But, in a larger sense, we can not dedicate -- we can not consecrate -- we can not hallow -- this ground. The brave men, living and dead, who struggled here, have consecrated it, far above our poor power to add or detract. The world will little note, nor long remember what we say here, but it can never forget what they did here. It is for us the living, rather, to be dedicated here to the unfinished work which they who fought here have thus far so nobly advanced. It is rather for us to be here dedicated to the great task remaining before us -- that from these honored dead we take increased devotion to that cause for which they gave the last full measure of devotion -- that we here highly resolve that these dead shall not have died in vain -- that this nation, under God, shall have a new birth of freedom -- and that government of the people, by the people, for the people, shall not perish from the earth. 

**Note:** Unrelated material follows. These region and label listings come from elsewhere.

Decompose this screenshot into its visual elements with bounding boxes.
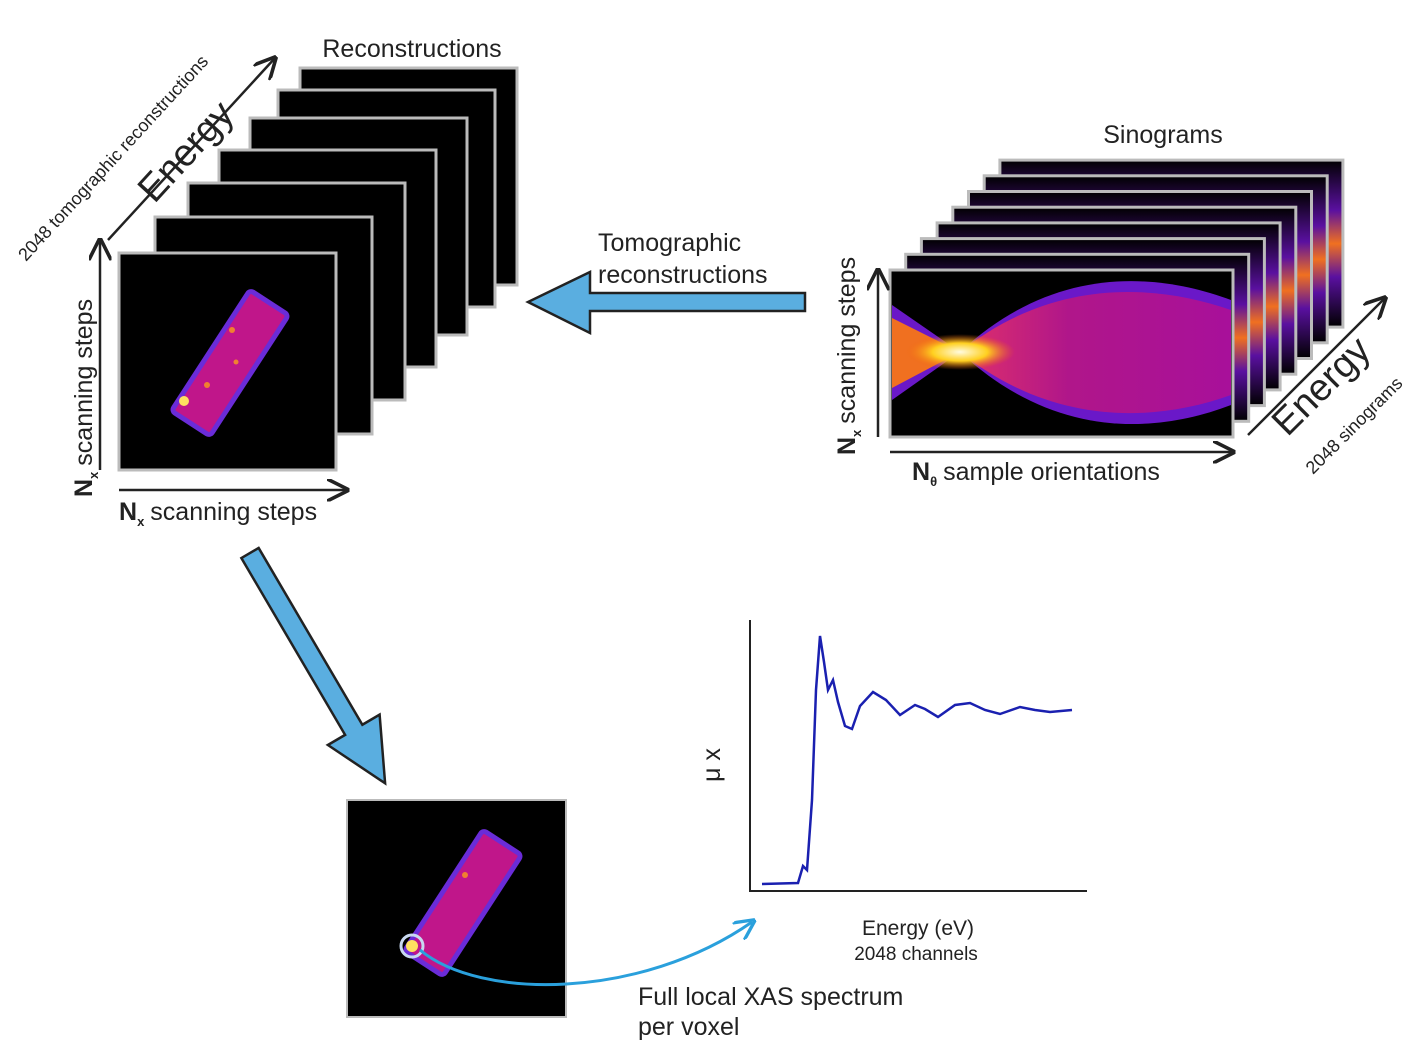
flow-arrow-shape bbox=[224, 538, 411, 799]
arrow-label: Tomographic bbox=[598, 229, 741, 257]
x-axis-label: Nx scanning steps bbox=[119, 498, 317, 529]
title: Reconstructions bbox=[322, 35, 501, 63]
x-axis-label: Energy (eV) bbox=[862, 917, 974, 940]
label-text: scanning steps bbox=[833, 257, 861, 424]
diagram: Reconstructions Energy 2048 tomographic … bbox=[0, 0, 1419, 1041]
symbol: N bbox=[70, 479, 98, 497]
caption: per voxel bbox=[638, 1013, 739, 1041]
y-axis-label: μ x bbox=[698, 748, 726, 782]
subscript: x bbox=[86, 471, 101, 479]
label-text: scanning steps bbox=[150, 498, 317, 526]
label-text: sample orientations bbox=[943, 458, 1160, 486]
sample-spot bbox=[229, 327, 235, 333]
flow-arrow bbox=[224, 538, 411, 799]
symbol: N bbox=[119, 498, 137, 526]
title: Sinograms bbox=[1103, 121, 1223, 149]
spectrum-curve bbox=[762, 636, 1072, 884]
sample-spot bbox=[462, 872, 468, 878]
symbol: N bbox=[833, 437, 861, 455]
sinogram-hotspot bbox=[905, 334, 1015, 370]
sample-spot bbox=[406, 940, 418, 952]
spectrum-axes bbox=[750, 620, 1087, 891]
sample-spot bbox=[234, 360, 239, 365]
channels-label: 2048 channels bbox=[854, 944, 978, 965]
arrow-label: reconstructions bbox=[598, 261, 768, 289]
caption: Full local XAS spectrum bbox=[638, 983, 903, 1011]
x-axis-label: Nθ sample orientations bbox=[912, 458, 1160, 489]
sinogram-front bbox=[890, 270, 1233, 437]
sample-spot bbox=[179, 396, 189, 406]
subscript: x bbox=[137, 514, 145, 529]
y-axis-label: Nx scanning steps bbox=[70, 299, 101, 497]
y-axis-label: Nx scanning steps bbox=[833, 257, 864, 455]
sample-spot bbox=[204, 382, 210, 388]
label-text: scanning steps bbox=[70, 299, 98, 466]
subscript: θ bbox=[930, 474, 937, 489]
symbol: N bbox=[912, 458, 930, 486]
subscript: x bbox=[849, 429, 864, 437]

The guy before Lincoln spoke for 2 hours and no one remembers what he said, I think Lincoln spoke 15 minutes.


----------



## Dwight Ennis (Jan 2, 2008)

and that government of the people, by the people, for the people, shall not perish from the earth. Certain current politicians, along with lots of current Americans, seemingly never read those words... nor the rest of his address. To than end, perhaps putting it in a sig isn't such a bad idea after all.


----------



## Greg Elmassian (Jan 3, 2008)

After mentioning it, I decided to go back and read it. I realized two things, it was not really long, and it was one **** of a speech! 

So, I just decided to share it with my fellow Americans! 

Greg


----------



## Dwight Ennis (Jan 2, 2008)

He who hath an ear, let him hear.


----------